Number Theory – Why Is Epsilon Not a Rational Number?

Question

I was wondering why epsilon, the smallest positive number, isn't a rational number. I was watching a video a few days ago about surreal numbers, and I've learned that, in the field of surreal numbers, o.(9) is not equal to 1, in contrast to the field of the real numbers, where they represent the same number.
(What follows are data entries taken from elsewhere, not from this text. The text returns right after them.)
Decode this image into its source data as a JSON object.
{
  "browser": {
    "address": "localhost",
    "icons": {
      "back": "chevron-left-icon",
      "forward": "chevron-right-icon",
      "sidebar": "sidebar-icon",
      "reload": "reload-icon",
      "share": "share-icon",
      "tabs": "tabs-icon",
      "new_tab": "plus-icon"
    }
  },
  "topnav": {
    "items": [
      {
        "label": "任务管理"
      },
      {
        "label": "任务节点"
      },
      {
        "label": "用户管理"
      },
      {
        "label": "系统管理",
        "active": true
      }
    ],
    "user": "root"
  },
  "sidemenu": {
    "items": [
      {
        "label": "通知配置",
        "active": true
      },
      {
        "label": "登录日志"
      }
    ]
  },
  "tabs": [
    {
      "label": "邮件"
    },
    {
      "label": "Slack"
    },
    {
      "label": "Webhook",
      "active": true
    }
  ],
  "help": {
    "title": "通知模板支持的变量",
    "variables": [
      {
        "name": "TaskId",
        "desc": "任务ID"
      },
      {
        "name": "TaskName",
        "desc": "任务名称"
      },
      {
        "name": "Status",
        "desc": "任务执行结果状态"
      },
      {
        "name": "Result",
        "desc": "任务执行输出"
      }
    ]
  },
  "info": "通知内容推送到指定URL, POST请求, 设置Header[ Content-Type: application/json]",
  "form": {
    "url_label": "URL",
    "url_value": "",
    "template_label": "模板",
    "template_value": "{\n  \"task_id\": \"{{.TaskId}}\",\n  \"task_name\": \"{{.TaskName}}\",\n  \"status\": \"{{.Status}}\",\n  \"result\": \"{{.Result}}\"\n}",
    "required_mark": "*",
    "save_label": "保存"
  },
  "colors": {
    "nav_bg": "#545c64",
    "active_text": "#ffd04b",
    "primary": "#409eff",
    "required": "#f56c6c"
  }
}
In the field of surreal numbers, you would get epsilon by subtracting 0,(9) from 1. If you were to do this in the rationals, you would just get 0. But I think there is a method do get epsilon even in the rationals, you would just take the following limit:

$$\lim\limits_{n \to\infty} \sum_{i=0}^n {1\over 10^i}$$
Am I making a wrong mathematical assumption or…? Is there a reason for which epsilon couldn't be a rational number?

Answer 1

See Surreal number :

Consider the smallest positive number in $S_ω$:

$\varepsilon =\{S_{-}\cup S_{0}|S_{+}\}=\{0|1,{\tfrac {1}{2}},{\tfrac {1}{4}},{\tfrac {1}{8}},...\}=\{0|y\in S_{*}:y>0\}$.

This number is larger than zero but less than all positive dyadic fractions. It is therefore an infinitesimal number, often labeled $ε$.

Thus epsilon is, "by definition" less than (and so different from) all rational in the $(0,1)$ interval.